By Howard Riell, Associate Editor.
Consumers are trying to cut their dining budgets, in many cases by eliminating starter items. To drive cravings and create interest in appetizers, operators must innovate with exciting dressings and dips, unusual ingredients, and preparation techniques that can’t easily be duplicated at home. These encourage consumers to feel the experience is worth the extra cost.
Chicken tenders, French fries, onion rings and other finger foods are becoming increasingly attractive options for c-store chains as low-cost meal solutions that appeal to a wide variety of customers in a hurry.
“Finger foods, as a category in convenience stores, have really evolved into something I call portable foods,” said Arlene Spiegel, president of Arlene Spiegel & Associates in New York City. “Any item, regardless of price point, must enable the customer to hand-hold and eat while walking, talking or driving. These items can be wraps, sandwiches or the typical chicken fingers and fries.”
Consumers today, Spiegel maintained, are on the run. “Meals often become part of double-tasking to save time. The basic price threshold is under $10 for the meal, including beverage. From a food-cost standpoint, these portable foods are a winner for the operators in all types of venues, typically carrying a 23% food cost or less.”
While price and quality are always important, portability is crucial. “The reason appetizers are growing in popularity is that those are types of foods that let you drive up to a fast-food window, pick them up and continue driving while you eat,” said John Matthews, founder and principal of Gray Cat Enterprises Inc., a marketing services and consulting company in Raleigh, N.C. “It’s the same premise that is applied to convenience stores. That’s why sandwiches seem to do better than pizza—it’s harder to eat a slice of pizza or things along those lines while you drive.”

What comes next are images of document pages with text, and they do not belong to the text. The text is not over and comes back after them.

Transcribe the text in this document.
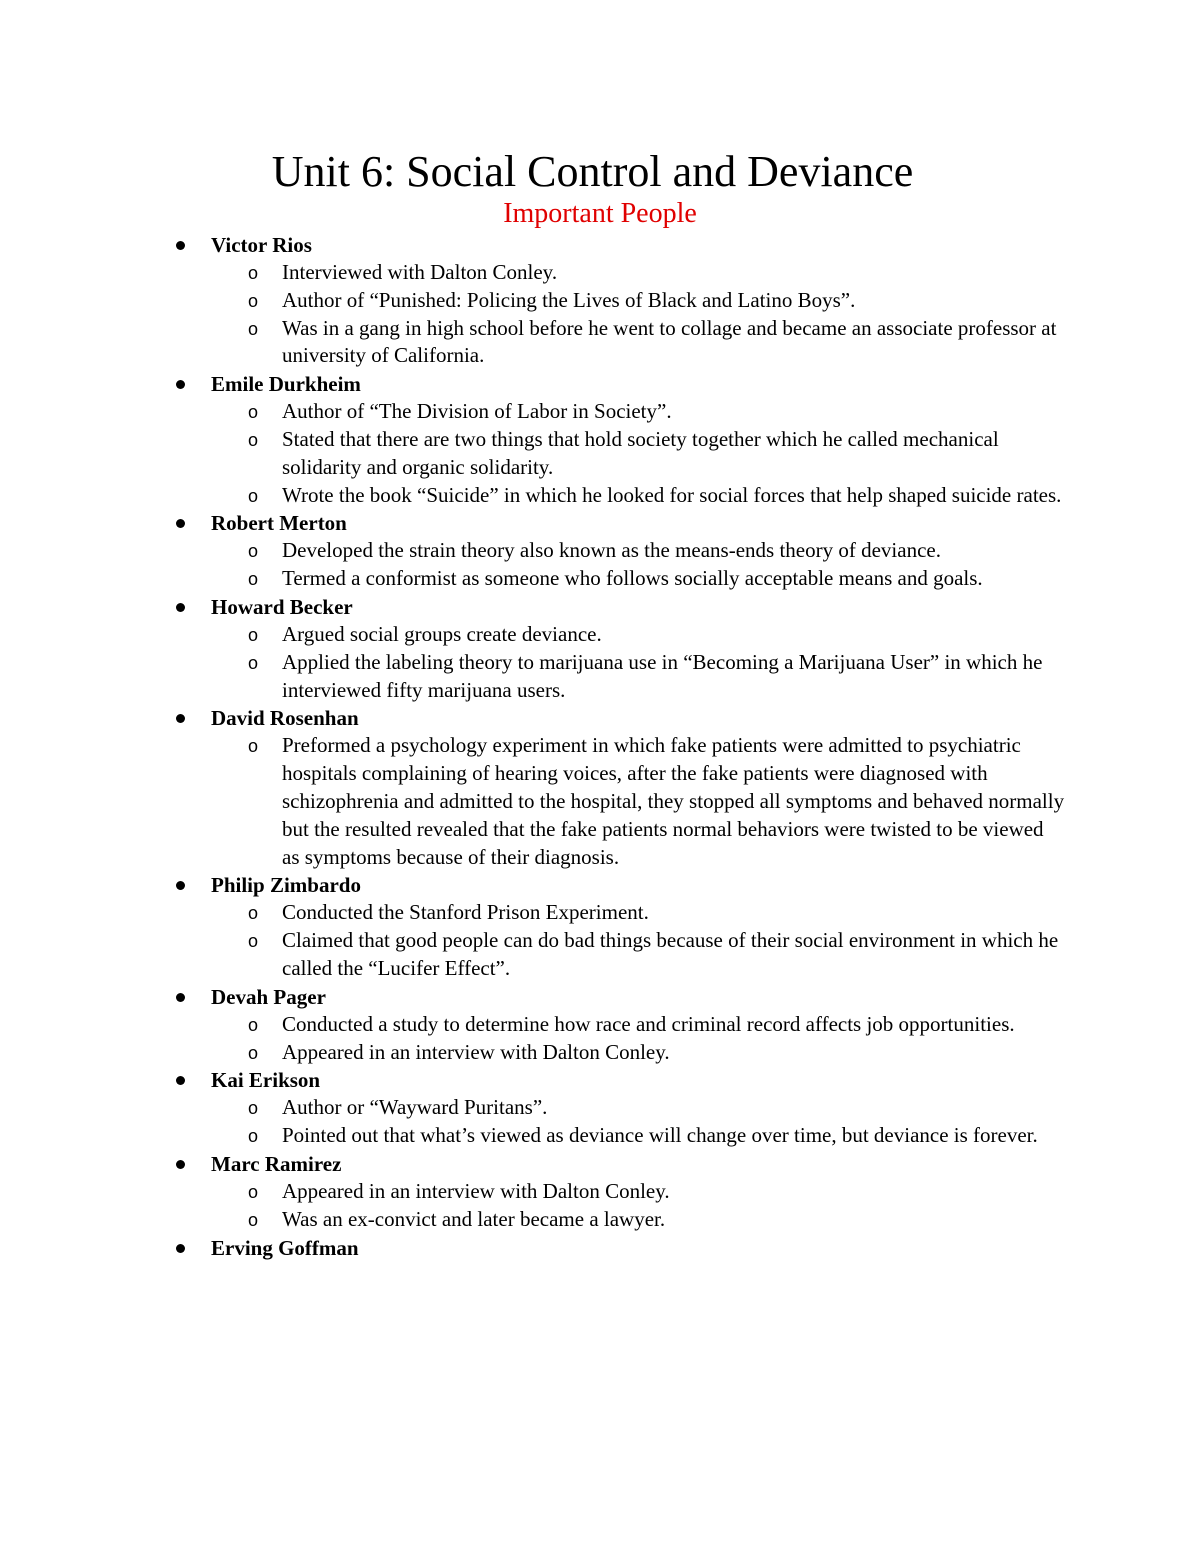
Unit 6: Social Control and Deviance
Important People
Victor Rios
o Interviewed with Dalton Conley.
o Author of “Punished: Policing the Lives of Black and Latino Boys”.
o Was in a gang in high school before he went to collage and became an associate professor at university of California.
Emile Durkheim
o Author of “The Division of Labor in Society”.
o Stated that there are two things that hold society together which he called mechanical solidarity and organic solidarity.
o Wrote the book “Suicide” in which he looked for social forces that help shaped suicide rates.
Robert Merton
o Developed the strain theory also known as the means-ends theory of deviance.
o Termed a conformist as someone who follows socially acceptable means and goals.
Howard Becker
o Argued social groups create deviance.
o Applied the labeling theory to marijuana use in “Becoming a Marijuana User” in which he interviewed fifty marijuana users.
David Rosenhan
o Preformed a psychology experiment in which fake patients were admitted to psychiatric hospitals complaining of hearing voices, after the fake patients were diagnosed with schizophrenia and admitted to the hospital, they stopped all symptoms and behaved normally but the resulted revealed that the fake patients normal behaviors were twisted to be viewed as symptoms because of their diagnosis.
Philip Zimbardo
o Conducted the Stanford Prison Experiment.
o Claimed that good people can do bad things because of their social environment in which he called the “Lucifer Effect”.
Devah Pager
o Conducted a study to determine how race and criminal record affects job opportunities.
o Appeared in an interview with Dalton Conley.
Kai Erikson
o Author or “Wayward Puritans”.
o Pointed out that what’s viewed as deviance will change over time, but deviance is forever.
Marc Ramirez
o Appeared in an interview with Dalton Conley.
o Was an ex-convict and later became a lawyer.
Erving Goffman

To compete successfully, operators need to be aware of their competition. “Not only are you competing against other convenience stores, but when you start talking about food on the go at a low price point you’re going up against the Taco Bells, McDonald’s and other fast feeders,” said Matthews, the former vice president of marketing for the Clark convenience store brand in Chicago and president of Jimmy John’s Subs. “If you’re in a heavily populated fast-food area, you’d better have a pretty compelling product offering. Because not only are you competing with them on a price point—and they can get pretty low with their price points—but they have convenience too. It’s called drive-through, and it’s like the ultimate convenience where you don’t even have to get out of your car.”

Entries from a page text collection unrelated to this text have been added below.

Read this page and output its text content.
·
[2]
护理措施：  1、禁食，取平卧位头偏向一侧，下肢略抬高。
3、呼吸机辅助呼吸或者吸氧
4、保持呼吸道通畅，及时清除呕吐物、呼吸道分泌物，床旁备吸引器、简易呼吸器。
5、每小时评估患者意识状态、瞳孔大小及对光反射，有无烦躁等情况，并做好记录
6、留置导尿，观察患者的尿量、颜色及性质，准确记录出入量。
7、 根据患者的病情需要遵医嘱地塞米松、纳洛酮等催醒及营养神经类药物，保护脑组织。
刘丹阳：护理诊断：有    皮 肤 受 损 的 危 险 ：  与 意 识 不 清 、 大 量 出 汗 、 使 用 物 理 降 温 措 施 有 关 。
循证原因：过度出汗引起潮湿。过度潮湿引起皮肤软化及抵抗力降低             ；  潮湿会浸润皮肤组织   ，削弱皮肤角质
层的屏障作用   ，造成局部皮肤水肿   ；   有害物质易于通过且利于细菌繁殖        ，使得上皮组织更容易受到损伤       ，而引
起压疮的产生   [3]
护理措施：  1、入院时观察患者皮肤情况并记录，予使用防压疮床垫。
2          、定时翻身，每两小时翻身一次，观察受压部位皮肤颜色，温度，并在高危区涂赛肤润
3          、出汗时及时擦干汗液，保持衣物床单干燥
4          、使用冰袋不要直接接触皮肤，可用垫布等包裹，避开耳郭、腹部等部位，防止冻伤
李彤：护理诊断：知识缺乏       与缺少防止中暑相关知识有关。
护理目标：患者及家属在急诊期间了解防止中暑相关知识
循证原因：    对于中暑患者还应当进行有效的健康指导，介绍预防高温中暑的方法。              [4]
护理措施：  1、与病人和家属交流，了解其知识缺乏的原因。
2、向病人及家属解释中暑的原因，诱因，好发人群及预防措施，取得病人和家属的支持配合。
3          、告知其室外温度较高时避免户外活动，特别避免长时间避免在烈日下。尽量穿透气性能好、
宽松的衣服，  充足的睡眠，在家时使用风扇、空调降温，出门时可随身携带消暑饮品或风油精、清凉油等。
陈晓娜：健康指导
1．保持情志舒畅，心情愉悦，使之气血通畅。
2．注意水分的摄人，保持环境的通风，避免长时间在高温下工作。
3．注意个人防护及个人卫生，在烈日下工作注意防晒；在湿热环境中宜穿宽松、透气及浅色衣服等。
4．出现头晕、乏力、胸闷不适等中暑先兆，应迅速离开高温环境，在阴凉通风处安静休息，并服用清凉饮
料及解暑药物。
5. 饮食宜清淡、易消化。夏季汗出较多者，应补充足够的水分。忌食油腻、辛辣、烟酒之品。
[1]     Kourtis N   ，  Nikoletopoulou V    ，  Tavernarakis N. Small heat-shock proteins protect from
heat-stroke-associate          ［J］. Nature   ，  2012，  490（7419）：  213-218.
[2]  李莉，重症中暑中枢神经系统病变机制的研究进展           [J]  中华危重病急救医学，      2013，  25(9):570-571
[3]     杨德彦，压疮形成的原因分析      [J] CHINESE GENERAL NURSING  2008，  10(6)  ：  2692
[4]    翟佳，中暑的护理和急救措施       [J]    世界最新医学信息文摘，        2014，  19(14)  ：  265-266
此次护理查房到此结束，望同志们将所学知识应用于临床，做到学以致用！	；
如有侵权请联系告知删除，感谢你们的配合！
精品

The negatives, Matthews added, are obvious. “You have products that aren’t going to have the brand recognition of fast feeders, not have the convenience of a drive-through, and they’re going to undercut you on price.”
Finger Food Safety
Because they’re small, finger foods are often overlooked when it comes to following proper food safety procedures. This can be a costly mistake.
Jay L.E. Ellingson, Ph.D., director of food safety and quality assurance for Kwik Trip convenience stores in LaCrosse, Wis., said that finger foods are not necessarily more prone to food safety issues. “Not, that is, if you have good standard operating procedures in place at retail.”

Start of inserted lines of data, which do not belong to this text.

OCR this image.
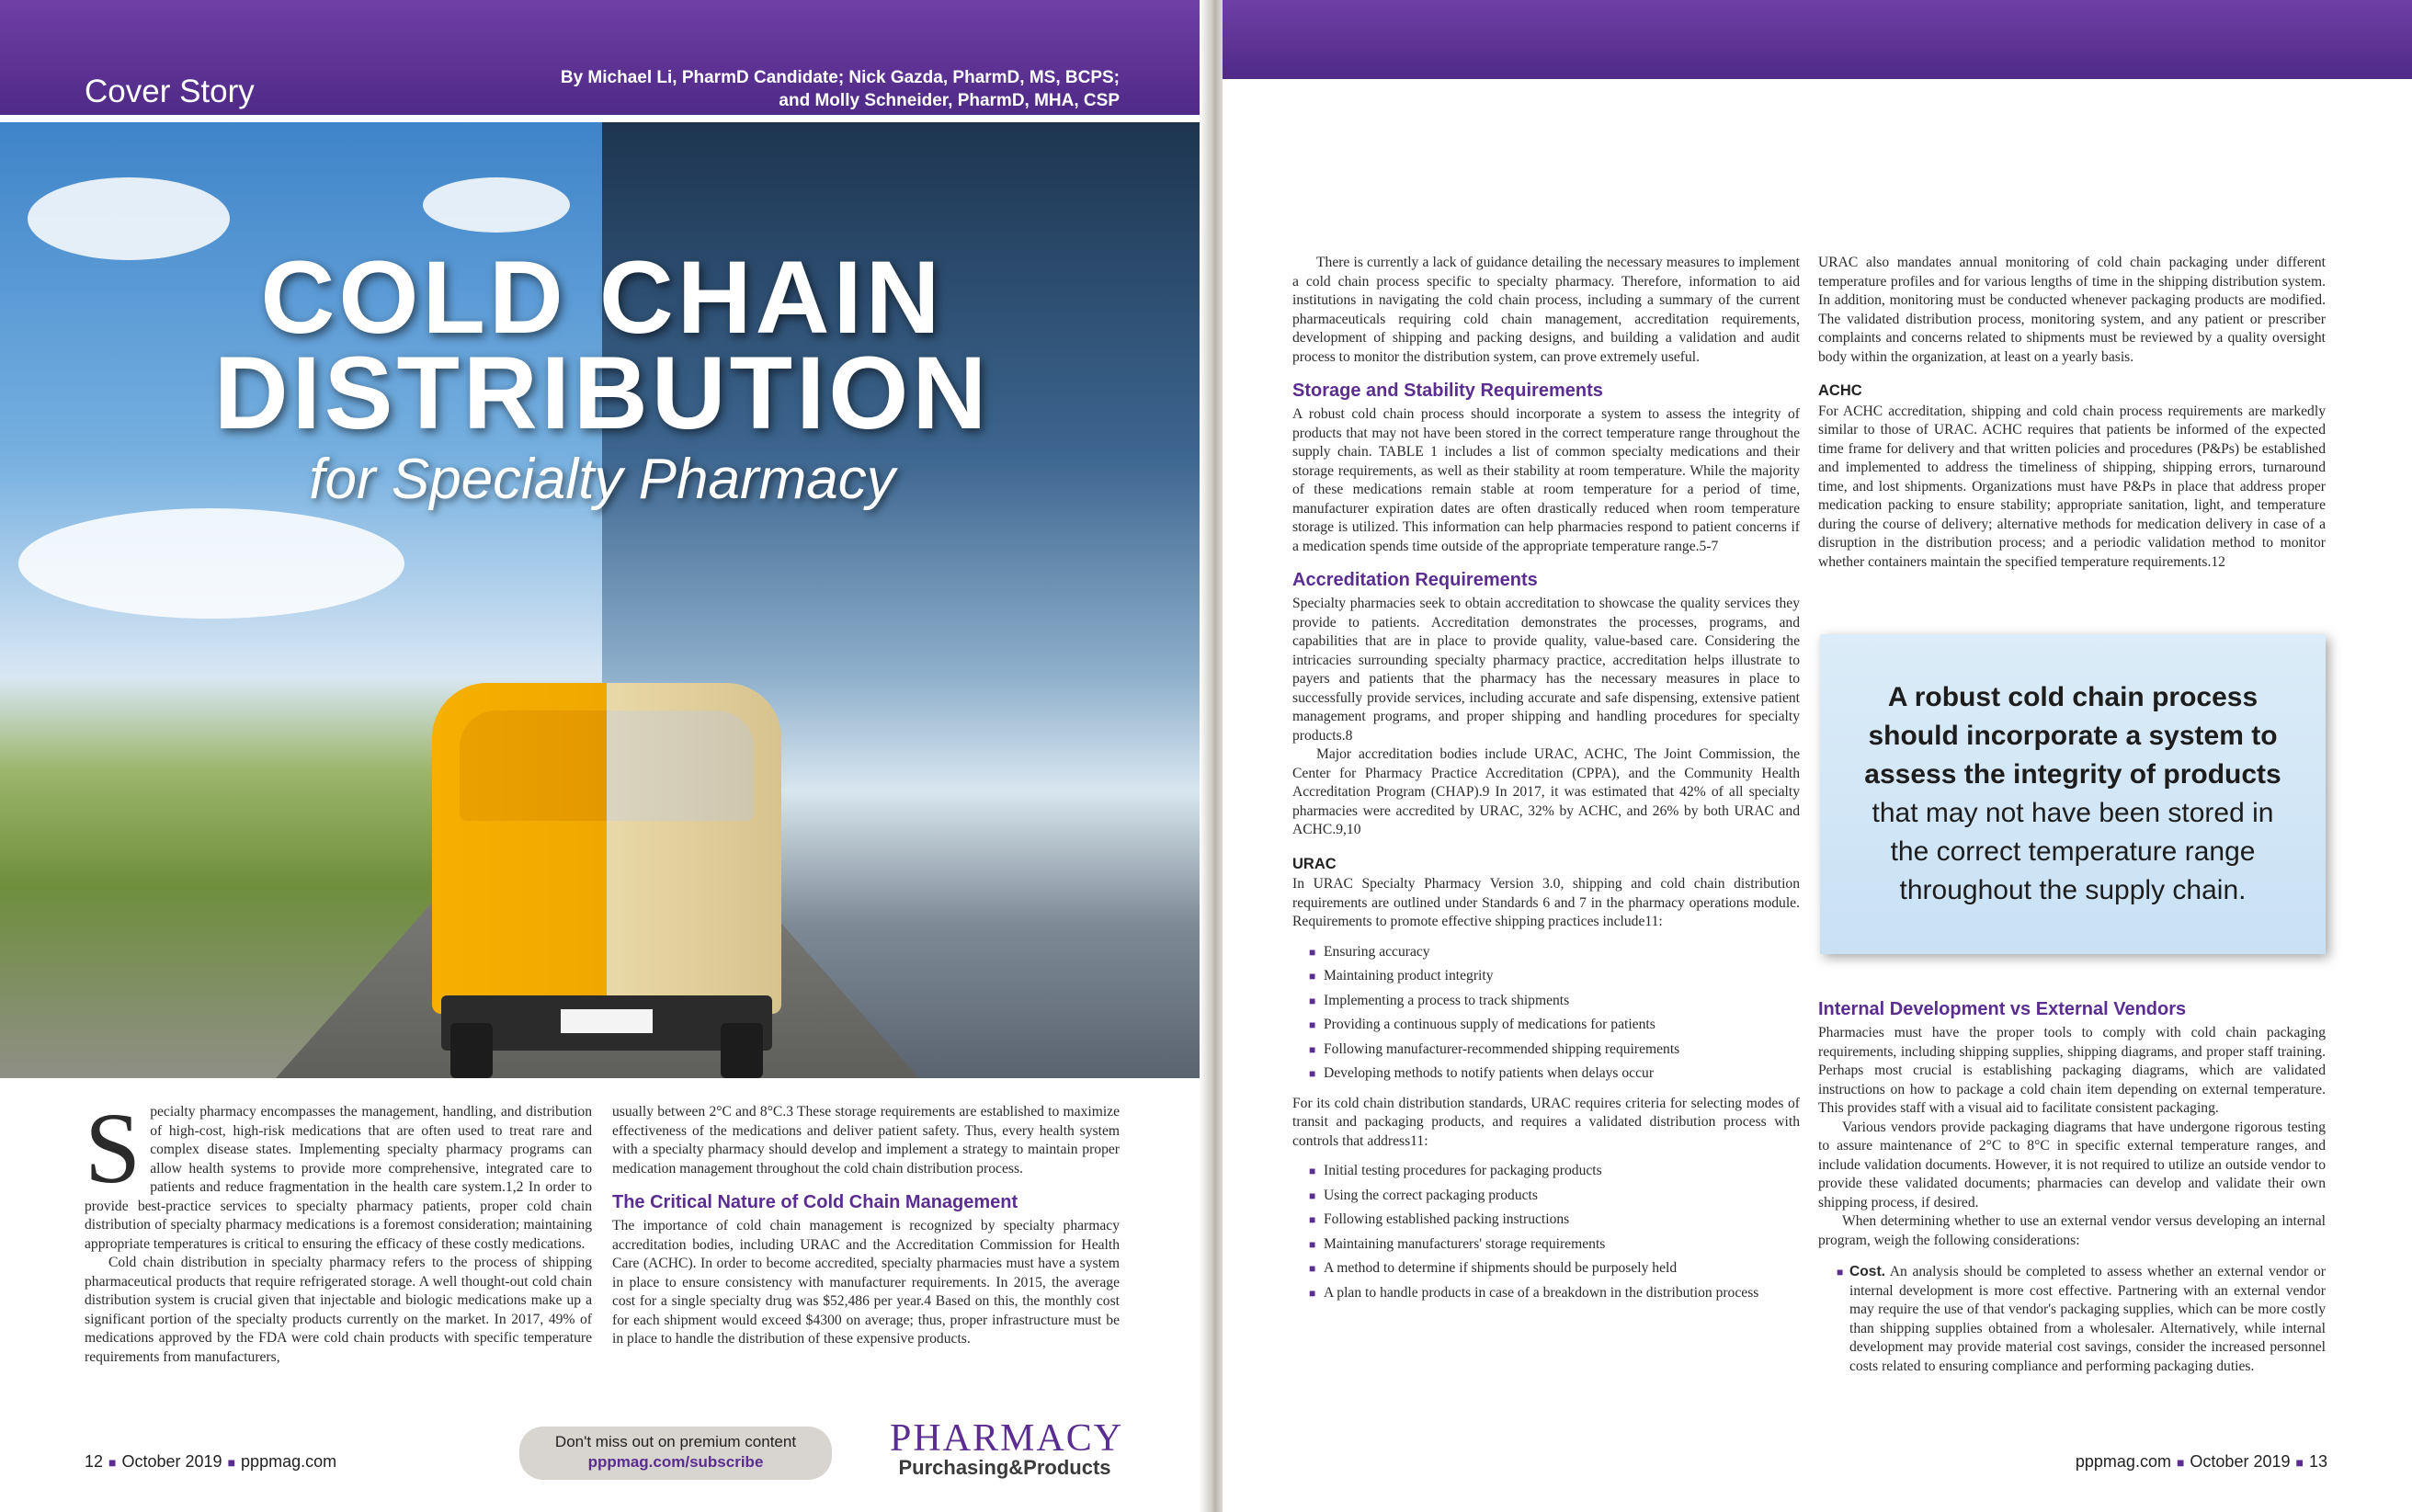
Cover Story	By Michael Li, PharmD Candidate; Nick Gazda, PharmD, MS, BCPS;
and Molly Schneider, PharmD, MHA, CSP
COLD CHAIN
DISTRIBUTION
for Specialty Pharmacy
S pecialty pharmacy encompasses the management, handling, and distribution of high-cost, high-risk medications that are often used to treat rare and complex disease states. Implementing specialty pharmacy programs can allow health systems to provide more comprehensive, integrated care to patients and reduce fragmentation in the health care system.1,2 In order to provide best-practice services to specialty pharmacy patients, proper cold chain distribution of specialty pharmacy medications is a foremost consideration; maintaining appropriate temperatures is critical to ensuring the efficacy of these costly medications.

Cold chain distribution in specialty pharmacy refers to the process of shipping pharmaceutical products that require refrigerated storage. A well thought-out cold chain distribution system is crucial given that injectable and biologic medications make up a significant portion of the specialty products currently on the market. In 2017, 49% of medications approved by the FDA were cold chain products with specific temperature requirements from manufacturers,

usually between 2°C and 8°C.3 These storage requirements are established to maximize effectiveness of the medications and deliver patient safety. Thus, every health system with a specialty pharmacy should develop and implement a strategy to maintain proper medication management throughout the cold chain distribution process.

The Critical Nature of Cold Chain Management

The importance of cold chain management is recognized by specialty pharmacy accreditation bodies, including URAC and the Accreditation Commission for Health Care (ACHC). In order to become accredited, specialty pharmacies must have a system in place to ensure consistency with manufacturer requirements. In 2015, the average cost for a single specialty drug was $52,486 per year.4 Based on this, the monthly cost for each shipment would exceed $4300 on average; thus, proper infrastructure must be in place to handle the distribution of these expensive products.

12 ■ October 2019 ■ pppmag.com
Don't miss out on premium content
pppmag.com/subscribe
PHARMACY
Purchasing&Products

There is currently a lack of guidance detailing the necessary measures to implement a cold chain process specific to specialty pharmacy. Therefore, information to aid institutions in navigating the cold chain process, including a summary of the current pharmaceuticals requiring cold chain management, accreditation requirements, development of shipping and packing designs, and building a validation and audit process to monitor the distribution system, can prove extremely useful.

Storage and Stability Requirements

A robust cold chain process should incorporate a system to assess the integrity of products that may not have been stored in the correct temperature range throughout the supply chain. TABLE 1 includes a list of common specialty medications and their storage requirements, as well as their stability at room temperature. While the majority of these medications remain stable at room temperature for a period of time, manufacturer expiration dates are often drastically reduced when room temperature storage is utilized. This information can help pharmacies respond to patient concerns if a medication spends time outside of the appropriate temperature range.5-7

Accreditation Requirements

Specialty pharmacies seek to obtain accreditation to showcase the quality services they provide to patients. Accreditation demonstrates the processes, programs, and capabilities that are in place to provide quality, value-based care. Considering the intricacies surrounding specialty pharmacy practice, accreditation helps illustrate to payers and patients that the pharmacy has the necessary measures in place to successfully provide services, including accurate and safe dispensing, extensive patient management programs, and proper shipping and handling procedures for specialty products.8

Major accreditation bodies include URAC, ACHC, The Joint Commission, the Center for Pharmacy Practice Accreditation (CPPA), and the Community Health Accreditation Program (CHAP).9 In 2017, it was estimated that 42% of all specialty pharmacies were accredited by URAC, 32% by ACHC, and 26% by both URAC and ACHC.9,10

URAC

In URAC Specialty Pharmacy Version 3.0, shipping and cold chain distribution requirements are outlined under Standards 6 and 7 in the pharmacy operations module. Requirements to promote effective shipping practices include11:

■ Ensuring accuracy
■ Maintaining product integrity
■ Implementing a process to track shipments
■ Providing a continuous supply of medications for patients
■ Following manufacturer-recommended shipping requirements
■ Developing methods to notify patients when delays occur

For its cold chain distribution standards, URAC requires criteria for selecting modes of transit and packaging products, and requires a validated distribution process with controls that address11:

■ Initial testing procedures for packaging products
■ Using the correct packaging products
■ Following established packing instructions
■ Maintaining manufacturers' storage requirements
■ A method to determine if shipments should be purposely held
■ A plan to handle products in case of a breakdown in the distribution process

URAC also mandates annual monitoring of cold chain packaging under different temperature profiles and for various lengths of time in the shipping distribution system. In addition, monitoring must be conducted whenever packaging products are modified. The validated distribution process, monitoring system, and any patient or prescriber complaints and concerns related to shipments must be reviewed by a quality oversight body within the organization, at least on a yearly basis.

ACHC

For ACHC accreditation, shipping and cold chain process requirements are markedly similar to those of URAC. ACHC requires that patients be informed of the expected time frame for delivery and that written policies and procedures (P&Ps) be established and implemented to address the timeliness of shipping, shipping errors, turnaround time, and lost shipments. Organizations must have P&Ps in place that address proper medication packing to ensure stability; appropriate sanitation, light, and temperature during the course of delivery; alternative methods for medication delivery in case of a disruption in the distribution process; and a periodic validation method to monitor whether containers maintain the specified temperature requirements.12

A robust cold chain process should incorporate a system to assess the integrity of products that may not have been stored in the correct temperature range throughout the supply chain.
Internal Development vs External Vendors

Pharmacies must have the proper tools to comply with cold chain packaging requirements, including shipping supplies, shipping diagrams, and proper staff training. Perhaps most crucial is establishing packaging diagrams, which are validated instructions on how to package a cold chain item depending on external temperature. This provides staff with a visual aid to facilitate consistent packaging.

Various vendors provide packaging diagrams that have undergone rigorous testing to assure maintenance of 2°C to 8°C in specific external temperature ranges, and include validation documents. However, it is not required to utilize an outside vendor to provide these validated documents; pharmacies can develop and validate their own shipping process, if desired.

When determining whether to use an external vendor versus developing an internal program, weigh the following considerations:

■ Cost. An analysis should be completed to assess whether an external vendor or internal development is more cost effective. Partnering with an external vendor may require the use of that vendor's packaging supplies, which can be more costly than shipping supplies obtained from a wholesaler. Alternatively, while internal development may provide material cost savings, consider the increased personnel costs related to ensuring compliance and performing packaging duties.
pppmag.com ■ October 2019 ■ 13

The key to food safety, no matter how small the product, is time and temperature. “Obviously you have to cook the food to the proper temperature, and that’s 165 degrees or above,” Ellingson said. “Once you heat the product to that temperature then you have to hold it at that temperature. If you breach it and it drops below 140 degrees you get into a danger zone. If you’re in that danger zone for more than four hours it creates a situation that could become a food safety hazard.”
Time also works against foods from a quality perspective, which could lead to waste and become a drain on profitability. “After four hours the integrity of the product really decreases and you’re looking at a food safety issue,” Ellingson said. “The product has to be discarded. In other words, if you keep things above 140 degrees you can extend that time beyond four hours.”
With that said, if you go above 170-180 degrees, the integrity of the product, from a quality standpoint, is also going to decline. “It dries out and the quality of the product can be horrible,” Ellingson said.
Kwik Trip offers a variety of finger foods, including roller grill items like hot dogs, brats and tornados. Ellingson includes hamburgers, cheeseburgers, fish sandwiches and a rib sandwich in the same category as well. The chain extends the effort to let their customers know that the food they’ve just bought has to be consumed within that four-hour window.
“Once it leaves the store, all bets are off at that point,” said Ellingson. “The food code drives the fact that once you leave a store you are now the owner of that product. But the bottom line is that we train our people and our guests that the product has to be consumed or put into a refrigerator within that four-hour period of time.”
Consumer education is accomplished with pamphlets that talk about food safety. “They explain what food safety is in our company and how our guests are part of that process,” Ellingson said.